Proceedings of SPIE | 2010
Gyuhae Park; Eloi Figueiredo; Kevin M. Farinholt; Charles R Farrar
In this paper, the use of time domain data from piezoelectric active-sensing techniques is investigated for structural health monitoring (SHM) applications. Piezoelectric transducers have been increasingly used in SHM because of their proven advantages. Especially, the use of known and repeatable inputs at high frequency ranges makes the development of SHM signal processing algorithm easier and more efficient. However, to date, most of these techniques have been based on frequency domain analyses, such as impedance-based or high-frequency response functions (FRF) -based SHM techniques. Even with Lamb wave propagations, most researchers adopt frequency domain or wavelets analysis for damage-sensitive feature extraction.
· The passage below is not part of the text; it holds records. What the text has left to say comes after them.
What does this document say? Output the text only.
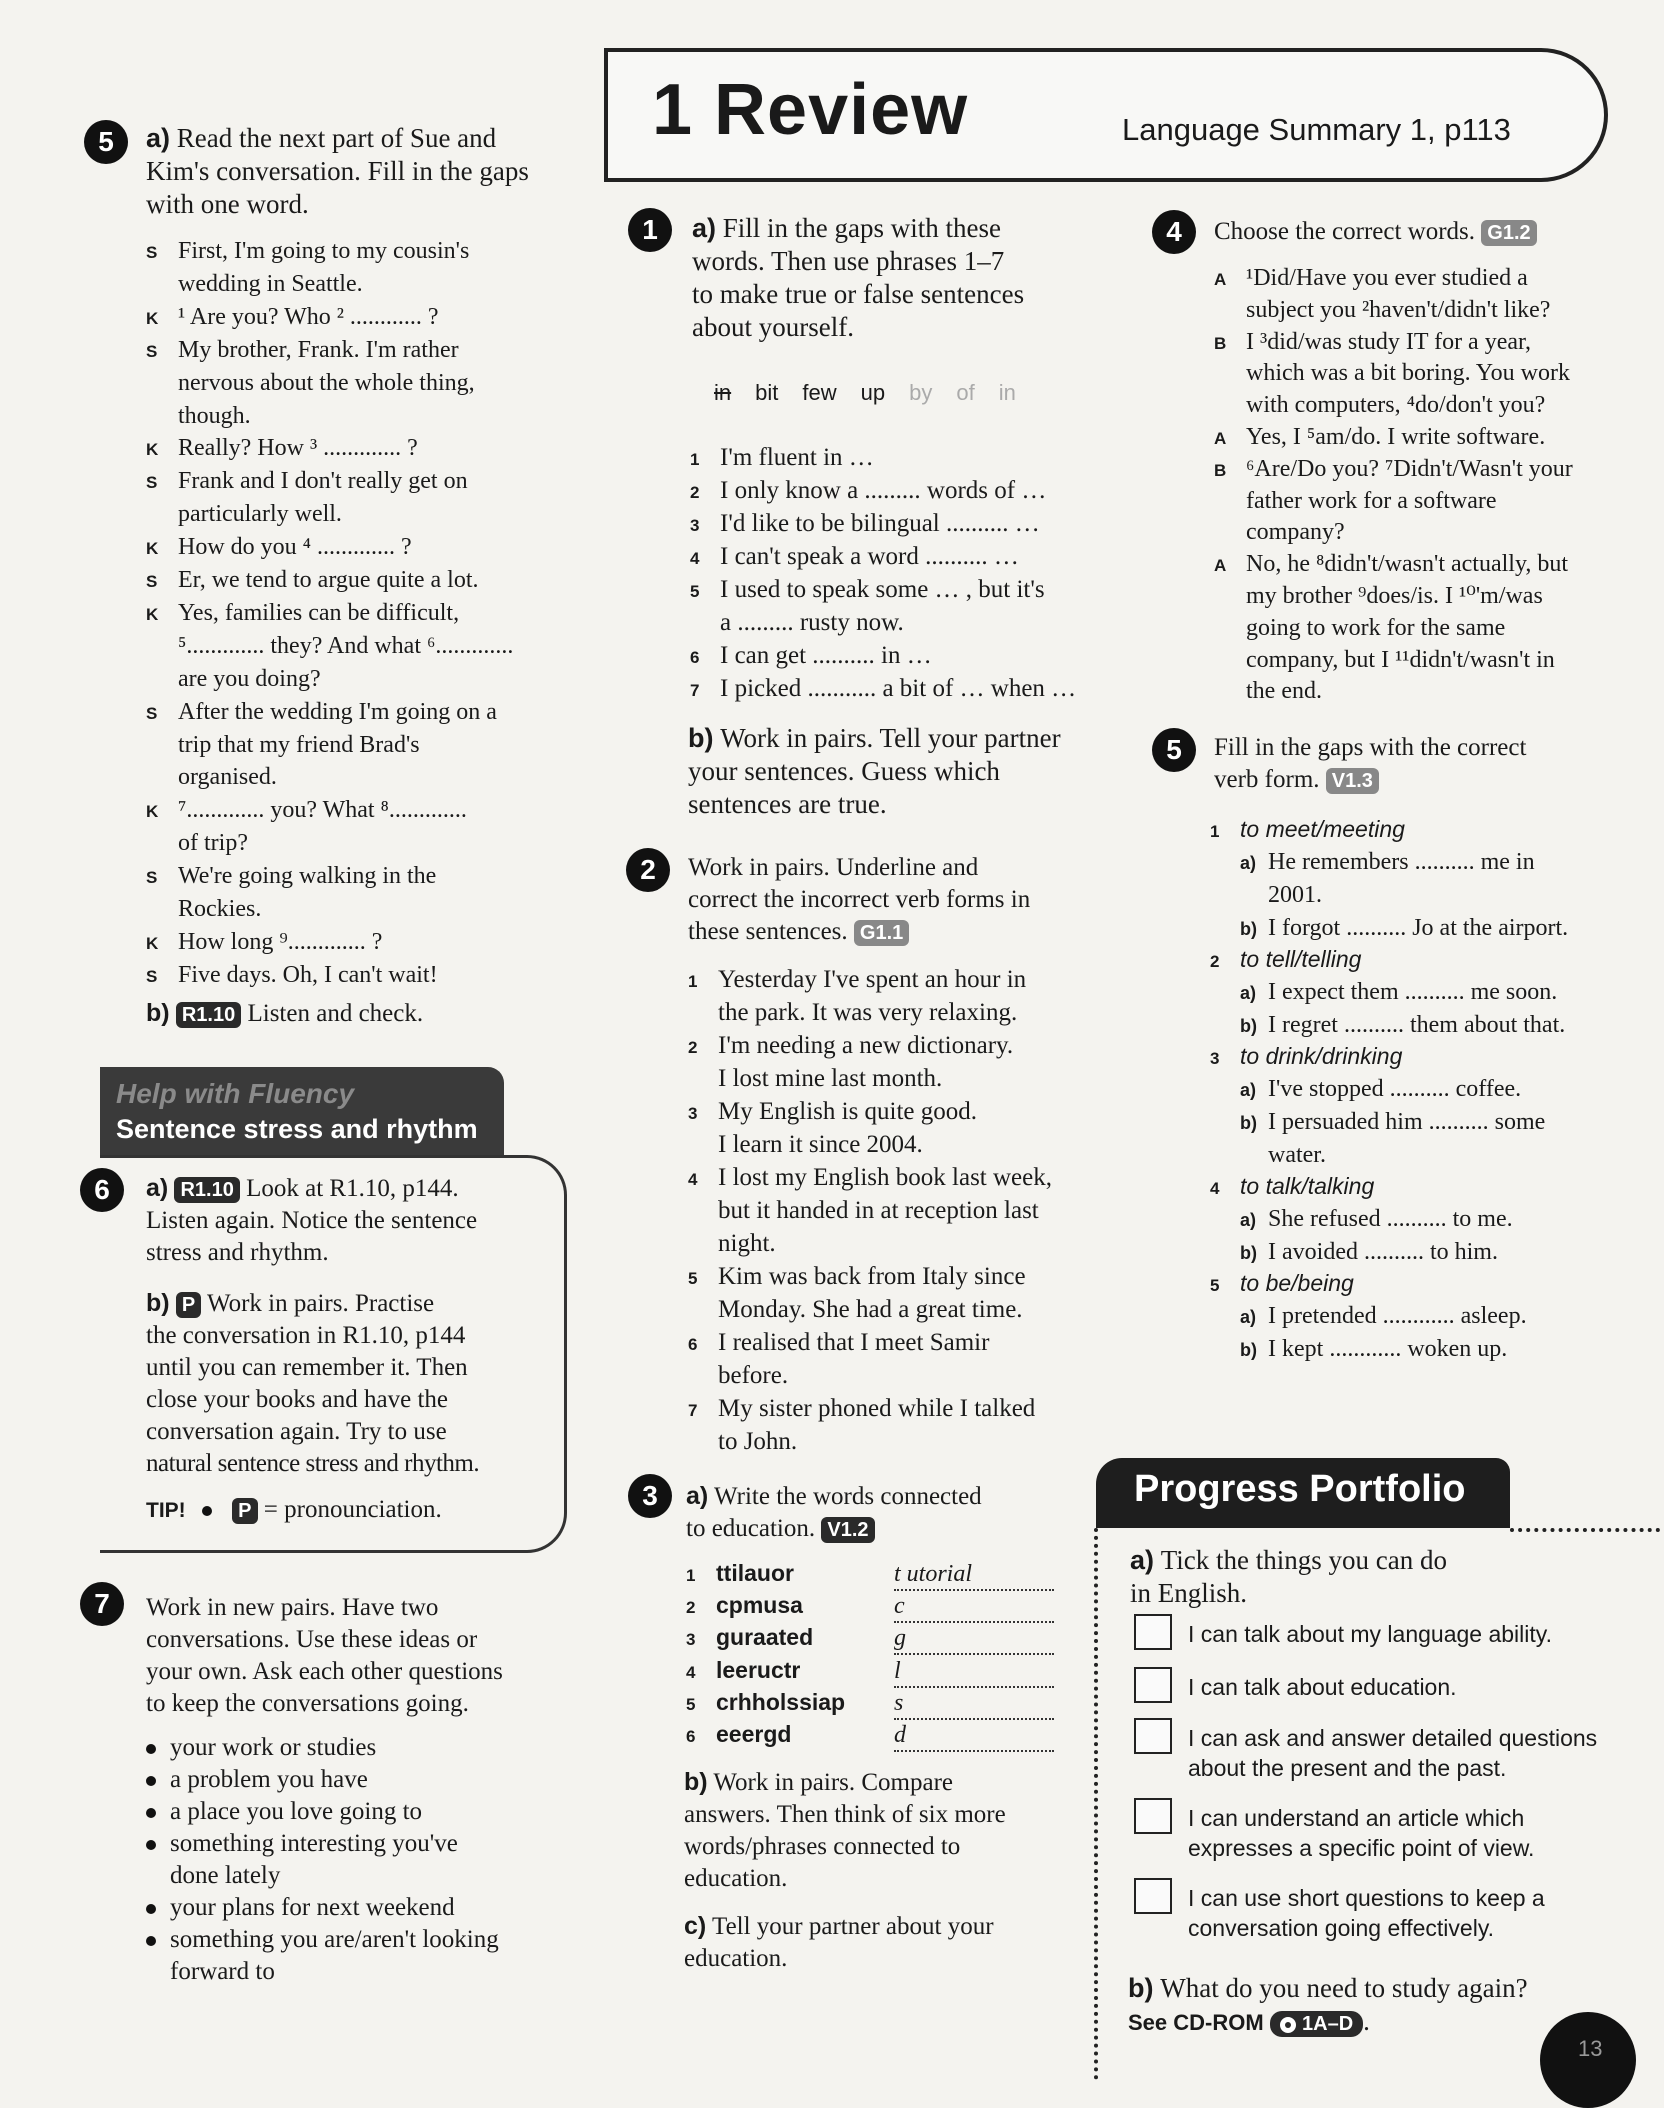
1 Review	Language Summary 1, p113
5	a) Read the next part of Sue and
Kim's conversation. Fill in the gaps
with one word.
S First, I'm going to my cousin's
wedding in Seattle.
K ¹ Are you? Who ² ............ ?
S My brother, Frank. I'm rather
nervous about the whole thing,
though.
K Really? How ³ ............. ?
S Frank and I don't really get on
particularly well.
K How do you ⁴ ............. ?
S Er, we tend to argue quite a lot.
K Yes, families can be difficult,
⁵............. they? And what ⁶.............
are you doing?
S After the wedding I'm going on a
trip that my friend Brad's
organised.
K ⁷............. you? What ⁸.............
of trip?
S We're going walking in the
Rockies.
K How long ⁹............. ?
S Five days. Oh, I can't wait!
b) R1.10 Listen and check.
Help with Fluency
Sentence stress and rhythm
6	a) R1.10 Look at R1.10, p144.
Listen again. Notice the sentence
stress and rhythm.
b) P Work in pairs. Practise
the conversation in R1.10, p144
until you can remember it. Then
close your books and have the
conversation again. Try to use
natural sentence stress and rhythm.
TIP!	P = pronounciation.
7	Work in new pairs. Have two
conversations. Use these ideas or
your own. Ask each other questions
to keep the conversations going.
your work or studies
a problem you have
a place you love going to
something interesting you've
done lately
your plans for next weekend
something you are/aren't looking
forward to
1	a) Fill in the gaps with these
words. Then use phrases 1–7
to make true or false sentences
about yourself.
in bit few up by of in
1 I'm fluent in …
2 I only know a ......... words of …
3 I'd like to be bilingual .......... …
4 I can't speak a word .......... …
5 I used to speak some … , but it's
a ......... rusty now.
6 I can get .......... in …
7 I picked ........... a bit of … when …
b) Work in pairs. Tell your partner
your sentences. Guess which
sentences are true.
2	Work in pairs. Underline and
correct the incorrect verb forms in
these sentences. G1.1
1 Yesterday I've spent an hour in
the park. It was very relaxing.
2 I'm needing a new dictionary.
I lost mine last month.
3 My English is quite good.
I learn it since 2004.
4 I lost my English book last week,
but it handed in at reception last
night.
5 Kim was back from Italy since
Monday. She had a great time.
6 I realised that I meet Samir
before.
7 My sister phoned while I talked
to John.
3	a) Write the words connected
to education. V1.2
1 ttilauor	t utorial
2 cpmusa	c
3 guraated	g
4 leeructr	l
5 crhholssiap s
6 eeergd	d
b) Work in pairs. Compare
answers. Then think of six more
words/phrases connected to
education.
c) Tell your partner about your
education.
4	Choose the correct words. G1.2
A ¹Did/Have you ever studied a
subject you ²haven't/didn't like?
B I ³did/was study IT for a year,
which was a bit boring. You work
with computers, ⁴do/don't you?
A Yes, I ⁵am/do. I write software.
B ⁶Are/Do you? ⁷Didn't/Wasn't your
father work for a software
company?
A No, he ⁸didn't/wasn't actually, but
my brother ⁹does/is. I ¹⁰'m/was
going to work for the same
company, but I ¹¹didn't/wasn't in
the end.
5	Fill in the gaps with the correct
verb form. V1.3
1 to meet/meeting
a) He remembers .......... me in
2001.
b) I forgot .......... Jo at the airport.
2 to tell/telling
a) I expect them .......... me soon.
b) I regret .......... them about that.
3 to drink/drinking
a) I've stopped .......... coffee.
b) I persuaded him .......... some
water.
4 to talk/talking
a) She refused .......... to me.
b) I avoided .......... to him.
5 to be/being
a) I pretended ............ asleep.
b) I kept ............ woken up.
Progress Portfolio
a) Tick the things you can do
in English.
I can talk about my language ability.
I can talk about education.
I can ask and answer detailed questions
about the present and the past.
I can understand an article which
expresses a specific point of view.
I can use short questions to keep a
conversation going effectively.
b) What do you need to study again?
See CD-ROM 1A–D .
13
This process usually requires excessive averaging to reduce measurement noise and more computational resources, which is not ideal from both memory and power consumption standpoints. Therefore in this study, we investigate the use of autoregressive models with exogenous inputs (ARX) with the measured time series data from piezoelectric active-sensors. The test structure considered in this study is a composite plate, where several damage conditions were manually imposed. The performance of this technique is compared to that of traditional autoregressive models, traditionally used in low-frequency passive sensing SHM applications, and that of FRF-based analysis, and its superior capability for SHM is demonstrated.